慌てて目を伏せて、スカートを掴んで、自然と、早口になる。
「あの……わたし本当にひとりで帰れますから、すいません」
「セイちゃん」
「大丈夫だよハナ。じゃあ、またね」
手を振って、ふたりが止める前にそこを離れた。
どんどん進んで、まるで逃げるみたいにしばらく小走りで。
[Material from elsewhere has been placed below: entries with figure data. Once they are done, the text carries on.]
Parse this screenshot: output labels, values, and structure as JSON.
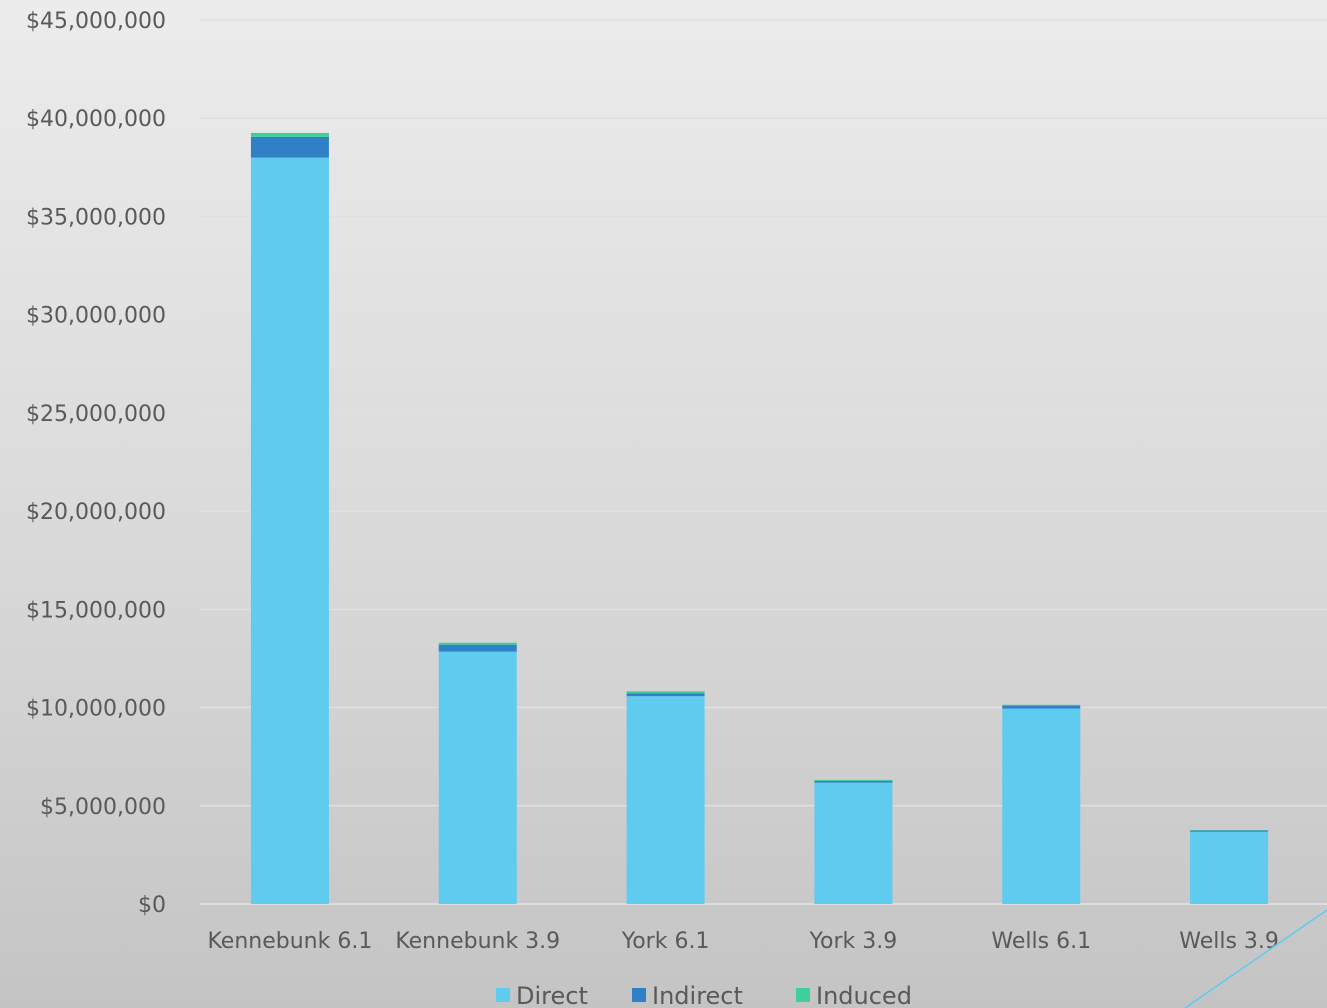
{
  "chart_data": {
    "type": "bar",
    "stacked": true,
    "categories": [
      "Kennebunk 6.1",
      "Kennebunk 3.9",
      "York 6.1",
      "York 3.9",
      "Wells 6.1",
      "Wells 3.9"
    ],
    "series": [
      {
        "name": "Direct",
        "color": "#5ecbef",
        "values": [
          38000000,
          12850000,
          10580000,
          6180000,
          9950000,
          3680000
        ]
      },
      {
        "name": "Indirect",
        "color": "#2f80c6",
        "values": [
          1050000,
          350000,
          150000,
          90000,
          150000,
          60000
        ]
      },
      {
        "name": "Induced",
        "color": "#3fcf9a",
        "values": [
          200000,
          100000,
          100000,
          50000,
          40000,
          20000
        ]
      }
    ],
    "y_ticks": [
      "$0",
      "$5,000,000",
      "$10,000,000",
      "$15,000,000",
      "$20,000,000",
      "$25,000,000",
      "$30,000,000",
      "$35,000,000",
      "$40,000,000",
      "$45,000,000"
    ],
    "ylim": [
      0,
      45000000
    ],
    "title": "",
    "xlabel": "",
    "ylabel": "",
    "grid": true,
    "legend_position": "bottom"
  }
}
肺が苦しくなった頃に、ようやく速度を遅くした。
慣れた道、歩道の端っこをゆっくりと歩いて行く。
深く呼吸をしながら、ドッドッドッと鳴り響く胸の辺りを右手で押さえた。
靴は履き慣れたローファーだったけど、珍しく走ったせいで随分足が痛い。
見上げると、いくつか星が光り出していた。空はこれからも暗くなるけれど、この辺りからじゃ、この後も、これ以上の星は見えなかった。
「…………」
変に、思われただろうな。
あんな逃げ方、なんだかやましいことでもあるみたいだ。
馬鹿みたい。おかしな意地と、勝手な思い。
「……はあ」
たぶん、わたしは、ハナにわたしの“本当”の日常に入り込んでほしくないんだ。
綺麗じゃない、汚い、わたしの日常。
ハナはそれとはまったく違うものだから。もっと別のものだから。
だからこそ、わたしの中に、入ってきてほしくはないんだ。
きみはいつでもきみの世界に居てもらいたい。
わたしとは違う場所で。
わたしが、ときどき、勘違いした世界を見られる場所。
それがハナの居るところであってほしい。
そう、きみとわたしは、違う場所に居る。